Если и было желание у Петра остаться в замке герцога, после осмотра так называемого замка оно пропало. Двухэтажный кирпичный особняк не тянул даже на нормальный коттедж. Когда же подполковник заметил пятна раздавленных клопов на деревянных панелях, последние мысли кого-либо поселить в клоповнике пропали. Жить Пётр решил за пределами городской стены, на невысоком холме. Как это всё будет выглядеть в будущем, он не знал, в Калининграде бывать не приходилось. Приняв присягу городской стражи и местных чиновников, офицер решил ничего пока не менять в жизни Королевца. Даже польских купцов не стали грабить, беднота, взять нечего.
Наняв несколько бригад плотников, печников и каменщиков, магаданцы приступили к строительству жилья и мастерских. Армия, отправив по окрестным сёлам и хуторам квартирьеров, занялась строительством оборонительных укреплений, уже вокруг новой городской черты. Оставив в городской бухте шесть судов, на всякий случай, остальную эскадру с трофеями, грузом янтаря и пленниками Головлёв отправил в Мурманск. Там он заказал массу нужных вещей и предметов, недоступных в нищей Европе. Начиная от боеприпасов и заканчивая оконным стеклом и мастерами-стеклодувами. К этому времени от офицеров связи Шеттингофа поступили сообщения об окончательном разгроме шведами польской армии и взятии Львова.
Пётр тут же заказал две тысячи девиц из числа селянок и горожанок, можно евреек, и, как обычно, мастеров книжного и ювелирного дела. Порадовал парней, что магаданцы выбрали себе место и в Европе, на относительно тёплых, после Мурманска, землях. Затем связался с Николаем, предложил ему решать вопрос о скорейшем заключении мира с Речью Посполитой, пока она ещё существует на карте. Поговорил с Мурманском, с Форт-Россом, обменялся новостями со всеми заинтересованными лицами. Даже с Москвой. Проходимость радиосигналов в тот день радовала своей стабильностью и чёткой слышимостью. Вовремя удалось остановить отправку первой тысячи пленниц в Мурманск, их как раз подвозили к берегам Балтики. Подполковник перенаправил весьма ценный для солдат груз в Королевец, озаботив плотников строительством десятка бараков для женщин.
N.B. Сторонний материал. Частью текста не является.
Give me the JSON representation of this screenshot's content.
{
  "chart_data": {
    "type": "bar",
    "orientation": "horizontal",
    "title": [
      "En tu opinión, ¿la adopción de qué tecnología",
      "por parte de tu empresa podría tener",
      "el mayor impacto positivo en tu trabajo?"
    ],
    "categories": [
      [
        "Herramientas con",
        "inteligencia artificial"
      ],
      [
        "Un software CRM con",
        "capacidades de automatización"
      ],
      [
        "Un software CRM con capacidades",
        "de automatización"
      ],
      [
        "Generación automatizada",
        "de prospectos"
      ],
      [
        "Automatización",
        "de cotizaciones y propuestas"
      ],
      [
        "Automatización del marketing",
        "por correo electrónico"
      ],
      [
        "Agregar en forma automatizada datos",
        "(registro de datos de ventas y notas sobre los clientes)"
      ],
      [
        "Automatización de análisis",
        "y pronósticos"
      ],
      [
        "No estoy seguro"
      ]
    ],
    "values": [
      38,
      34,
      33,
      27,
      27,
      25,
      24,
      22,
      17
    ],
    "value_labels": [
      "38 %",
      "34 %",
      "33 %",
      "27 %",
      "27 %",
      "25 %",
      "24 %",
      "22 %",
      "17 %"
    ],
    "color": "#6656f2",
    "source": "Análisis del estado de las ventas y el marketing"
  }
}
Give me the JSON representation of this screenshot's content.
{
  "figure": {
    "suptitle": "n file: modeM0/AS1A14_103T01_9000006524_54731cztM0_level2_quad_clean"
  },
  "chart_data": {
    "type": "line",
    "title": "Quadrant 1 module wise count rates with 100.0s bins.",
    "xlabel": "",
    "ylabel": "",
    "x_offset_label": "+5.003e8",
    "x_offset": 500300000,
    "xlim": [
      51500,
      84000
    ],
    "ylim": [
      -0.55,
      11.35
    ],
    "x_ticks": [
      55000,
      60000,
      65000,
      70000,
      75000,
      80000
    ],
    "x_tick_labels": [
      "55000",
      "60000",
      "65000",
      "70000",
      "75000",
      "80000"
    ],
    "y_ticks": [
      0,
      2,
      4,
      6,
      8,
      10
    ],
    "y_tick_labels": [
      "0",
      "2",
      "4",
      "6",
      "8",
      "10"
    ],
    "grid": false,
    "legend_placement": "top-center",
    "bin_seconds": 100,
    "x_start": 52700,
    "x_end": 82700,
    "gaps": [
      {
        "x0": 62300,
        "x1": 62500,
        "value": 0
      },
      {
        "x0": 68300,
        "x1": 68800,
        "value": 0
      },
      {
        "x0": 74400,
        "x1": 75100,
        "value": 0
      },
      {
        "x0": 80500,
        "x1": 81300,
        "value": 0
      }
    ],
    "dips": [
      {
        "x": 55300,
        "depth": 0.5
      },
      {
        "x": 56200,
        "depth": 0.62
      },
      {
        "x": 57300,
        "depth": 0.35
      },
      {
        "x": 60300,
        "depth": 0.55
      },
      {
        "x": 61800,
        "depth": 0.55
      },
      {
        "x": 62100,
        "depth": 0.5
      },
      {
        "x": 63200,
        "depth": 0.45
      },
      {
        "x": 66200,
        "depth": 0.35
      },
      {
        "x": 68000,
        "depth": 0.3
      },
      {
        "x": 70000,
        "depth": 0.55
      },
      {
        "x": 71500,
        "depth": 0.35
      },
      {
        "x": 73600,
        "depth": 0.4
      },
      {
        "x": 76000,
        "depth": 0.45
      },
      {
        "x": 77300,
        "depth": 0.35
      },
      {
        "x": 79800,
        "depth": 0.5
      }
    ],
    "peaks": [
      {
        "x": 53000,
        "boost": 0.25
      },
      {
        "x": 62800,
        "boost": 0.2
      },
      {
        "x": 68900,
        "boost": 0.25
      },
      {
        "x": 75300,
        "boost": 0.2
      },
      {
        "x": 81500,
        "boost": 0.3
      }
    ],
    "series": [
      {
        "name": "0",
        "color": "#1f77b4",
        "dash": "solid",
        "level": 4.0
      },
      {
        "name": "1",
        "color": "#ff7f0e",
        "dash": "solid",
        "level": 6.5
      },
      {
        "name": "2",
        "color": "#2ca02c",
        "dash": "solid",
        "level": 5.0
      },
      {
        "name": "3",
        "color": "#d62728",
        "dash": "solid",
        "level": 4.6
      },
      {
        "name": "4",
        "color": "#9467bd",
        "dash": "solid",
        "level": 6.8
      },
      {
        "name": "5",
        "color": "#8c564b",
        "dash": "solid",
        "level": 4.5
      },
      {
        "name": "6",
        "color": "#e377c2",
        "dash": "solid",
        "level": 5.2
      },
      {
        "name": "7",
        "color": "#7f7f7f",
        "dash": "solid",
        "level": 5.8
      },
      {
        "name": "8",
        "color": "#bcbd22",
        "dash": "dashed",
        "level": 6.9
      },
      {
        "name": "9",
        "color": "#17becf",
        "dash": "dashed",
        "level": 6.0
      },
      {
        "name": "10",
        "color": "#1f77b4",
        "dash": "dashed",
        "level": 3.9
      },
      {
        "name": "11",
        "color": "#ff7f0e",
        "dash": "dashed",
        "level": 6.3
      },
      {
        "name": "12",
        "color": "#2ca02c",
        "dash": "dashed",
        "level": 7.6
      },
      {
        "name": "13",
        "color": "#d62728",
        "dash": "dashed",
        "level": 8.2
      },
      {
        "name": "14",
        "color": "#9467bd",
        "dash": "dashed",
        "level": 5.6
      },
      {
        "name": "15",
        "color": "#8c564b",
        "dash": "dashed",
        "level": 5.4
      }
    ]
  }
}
Время стремительно бежало, приближалась осень, пусть и европейская, но холодная. Магаданцы все усилия направили на подготовку зимних квартир, как для солдат, так и для гражданских помощников и помощниц. Из соседних хуторов и сёл стали подвозить продукты с урожая, несколько кораблей с продуктами, в первую очередь, зерном, организовал Николай из Швеции. Осторожно, один за другим, в порту новой столицы нового государства стали появляться торговцы из Швеции, Священной Римской империи германской нации, из Голландии, из Дании. Кое-какой товар из конфиската у магаданской армии вторжения имелся, однако прокормить и одеть шесть тысяч здоровых мужиков становилось всё сложнее и сложнее. У Петра даже возникли глупые мысли пограбить соседей-немцев, но остановило понимание, что немцы всегда жили бедно, на них не разживёшься. Необходимо было продержаться до прихода каравана из Мурманска.
Пётр с помощниками держался, отправил половину кораблей из городской бухты ловить рыбу конфискованными ещё в Риге сетями. Посадил пленных ювелиров, доставленных наконец в Королевец, за работу над местными драгоценностями – янтарём. Передал им несколько ружей из тех, что остались от погибших солдат, для инкрустации серебром. Понимал подполковник, что магаданское оружие вот-вот начнёт пользоваться бешеным спросом. Однако эти меры не успокаивали и не давали никакого дохода в ближайшее время. Близился призрак голодной зимы, а что может быть хуже, чем бунтующие голодные солдаты с ружьями в руках?